ルーペがこんな家の環境に耐えられたのも、両親に愛されているという自信があったからだ。いや、そうでも思わなければ、この環境で過ごすことはできなかっただろう。ルーペ以外の二人が両親にとって自身の大事な子だったのだ。近所の年寄りが豚に餌をあげているのをルーペは思い出した。両親にとっては、ルーペがその豚だったのだ。
家族など最初から、ルーペにはいなかったのだ。そのことに気が付いた瞬間、ルーペは奈落の底に落ちていくような気分を味わった。自身の世界が有無を言わせることなく、壊されているような感覚だった。馬車の先頭に目を通すと、シルクハットの男はルーペのことなどは見ていなかった。
檻を揺すってみたが、びくともしない。ルーペの力では、とてもではないが脱出することはできないだろう。
「どうしたら……」
迷うルーペの手に触れたのは、とても固いものだった。知らぬ間に、ルーペのズボンには折りたたみ式の小さなノコギリが入っていた。家によく置いてあったものだ。考えている暇などなかった。ルーペは死にものぐるいで、それを鉄格子に当てると、気が付かれないように鉄格子を切断し始めた。

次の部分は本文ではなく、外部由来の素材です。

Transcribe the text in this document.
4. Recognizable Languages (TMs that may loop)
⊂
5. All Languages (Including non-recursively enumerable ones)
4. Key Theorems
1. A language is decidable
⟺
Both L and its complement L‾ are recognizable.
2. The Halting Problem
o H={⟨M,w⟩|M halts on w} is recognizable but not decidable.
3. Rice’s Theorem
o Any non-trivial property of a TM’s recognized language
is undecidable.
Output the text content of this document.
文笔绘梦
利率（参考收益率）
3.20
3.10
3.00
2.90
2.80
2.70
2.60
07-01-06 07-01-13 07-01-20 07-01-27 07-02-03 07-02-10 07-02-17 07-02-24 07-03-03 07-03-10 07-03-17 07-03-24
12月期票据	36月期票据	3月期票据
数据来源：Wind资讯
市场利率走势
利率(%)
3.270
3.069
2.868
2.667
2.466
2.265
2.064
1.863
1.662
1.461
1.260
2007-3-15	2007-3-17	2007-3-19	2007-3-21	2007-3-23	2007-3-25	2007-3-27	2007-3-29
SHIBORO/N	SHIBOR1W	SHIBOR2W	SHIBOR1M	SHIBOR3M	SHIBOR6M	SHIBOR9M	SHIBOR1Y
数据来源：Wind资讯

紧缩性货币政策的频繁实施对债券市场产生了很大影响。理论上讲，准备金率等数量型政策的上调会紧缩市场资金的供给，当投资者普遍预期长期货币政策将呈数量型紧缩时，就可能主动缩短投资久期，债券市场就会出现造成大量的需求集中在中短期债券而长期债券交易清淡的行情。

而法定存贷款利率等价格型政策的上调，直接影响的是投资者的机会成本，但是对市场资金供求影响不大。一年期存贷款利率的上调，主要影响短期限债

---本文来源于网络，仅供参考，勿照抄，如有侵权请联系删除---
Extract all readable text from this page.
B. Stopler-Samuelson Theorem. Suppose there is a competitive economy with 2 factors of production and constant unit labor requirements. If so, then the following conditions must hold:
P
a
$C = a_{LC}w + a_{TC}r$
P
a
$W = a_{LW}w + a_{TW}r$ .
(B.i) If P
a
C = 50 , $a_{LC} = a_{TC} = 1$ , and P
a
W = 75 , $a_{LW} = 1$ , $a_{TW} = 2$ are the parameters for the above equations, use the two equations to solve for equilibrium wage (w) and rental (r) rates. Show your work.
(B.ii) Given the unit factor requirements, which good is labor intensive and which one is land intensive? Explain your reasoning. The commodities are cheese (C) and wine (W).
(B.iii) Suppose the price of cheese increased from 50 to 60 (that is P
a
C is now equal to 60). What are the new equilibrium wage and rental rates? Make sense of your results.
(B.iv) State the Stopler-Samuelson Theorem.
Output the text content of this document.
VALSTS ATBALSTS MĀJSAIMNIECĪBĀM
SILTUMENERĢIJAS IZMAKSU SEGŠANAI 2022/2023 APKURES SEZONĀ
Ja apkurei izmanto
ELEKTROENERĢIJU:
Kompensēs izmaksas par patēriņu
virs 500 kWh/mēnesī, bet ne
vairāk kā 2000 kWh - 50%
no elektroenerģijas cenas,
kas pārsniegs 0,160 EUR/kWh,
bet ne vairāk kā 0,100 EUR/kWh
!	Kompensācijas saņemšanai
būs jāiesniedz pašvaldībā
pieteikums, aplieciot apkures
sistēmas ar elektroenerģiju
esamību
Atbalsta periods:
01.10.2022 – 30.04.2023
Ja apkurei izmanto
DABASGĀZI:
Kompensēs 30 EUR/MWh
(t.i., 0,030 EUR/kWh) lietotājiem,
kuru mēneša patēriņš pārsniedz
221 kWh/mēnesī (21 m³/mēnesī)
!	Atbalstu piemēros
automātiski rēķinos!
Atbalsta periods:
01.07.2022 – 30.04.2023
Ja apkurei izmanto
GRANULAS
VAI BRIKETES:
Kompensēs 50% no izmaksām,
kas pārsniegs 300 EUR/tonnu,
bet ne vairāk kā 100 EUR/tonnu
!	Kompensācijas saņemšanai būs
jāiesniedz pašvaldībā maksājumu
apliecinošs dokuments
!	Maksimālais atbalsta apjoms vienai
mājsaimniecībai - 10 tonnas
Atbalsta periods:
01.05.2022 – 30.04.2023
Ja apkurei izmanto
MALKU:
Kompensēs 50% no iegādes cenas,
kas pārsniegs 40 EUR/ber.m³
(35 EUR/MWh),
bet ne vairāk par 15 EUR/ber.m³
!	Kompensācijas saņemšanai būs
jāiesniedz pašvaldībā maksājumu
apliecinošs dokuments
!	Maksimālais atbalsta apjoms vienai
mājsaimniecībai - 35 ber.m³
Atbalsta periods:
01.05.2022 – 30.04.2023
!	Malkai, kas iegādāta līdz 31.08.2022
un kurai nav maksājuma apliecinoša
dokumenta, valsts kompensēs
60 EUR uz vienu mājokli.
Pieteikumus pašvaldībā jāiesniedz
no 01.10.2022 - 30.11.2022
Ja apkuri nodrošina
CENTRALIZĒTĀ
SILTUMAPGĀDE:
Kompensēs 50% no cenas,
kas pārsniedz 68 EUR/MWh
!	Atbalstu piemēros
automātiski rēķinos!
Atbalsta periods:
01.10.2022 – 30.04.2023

山間に差し掛かり、山道に入る頃には、すっかり日が暮れていた。バレないかとヒヤヒヤしたが、男はルーペが何をしているか気が付いていない。
やがて音を立てて、鉄格子が切断された。その音に流石に気が付かれたのではないかと、背筋が凍ったが、ルーペには余裕がなかった。ここで逃げなければ、どんな目に遭わされるのか分かったものではない。
「うっ!」
勢いよく飛び降りたため、山道を転がり、崖から転げ落ちてしまう。ルーペは空中で手を動かした。幸いにも、その手が下の木に触れた。ルーペはそれを勢いよく掴んだ。腕一本で、体を持ち上げることになったため、腕を強く痛めてしまった。
そのまま、受け身を取ることもできずに落ちてしまった。高さは三メートルほどだったが、全身に鈍い痛みが走った。
ルーペは上を見上げることなく、その場から急いで離れた。腕も体も、そこら中が悲鳴を上げていたが、止まることはなかった。
そのまま、ルーペは暗い森の中に消えていった。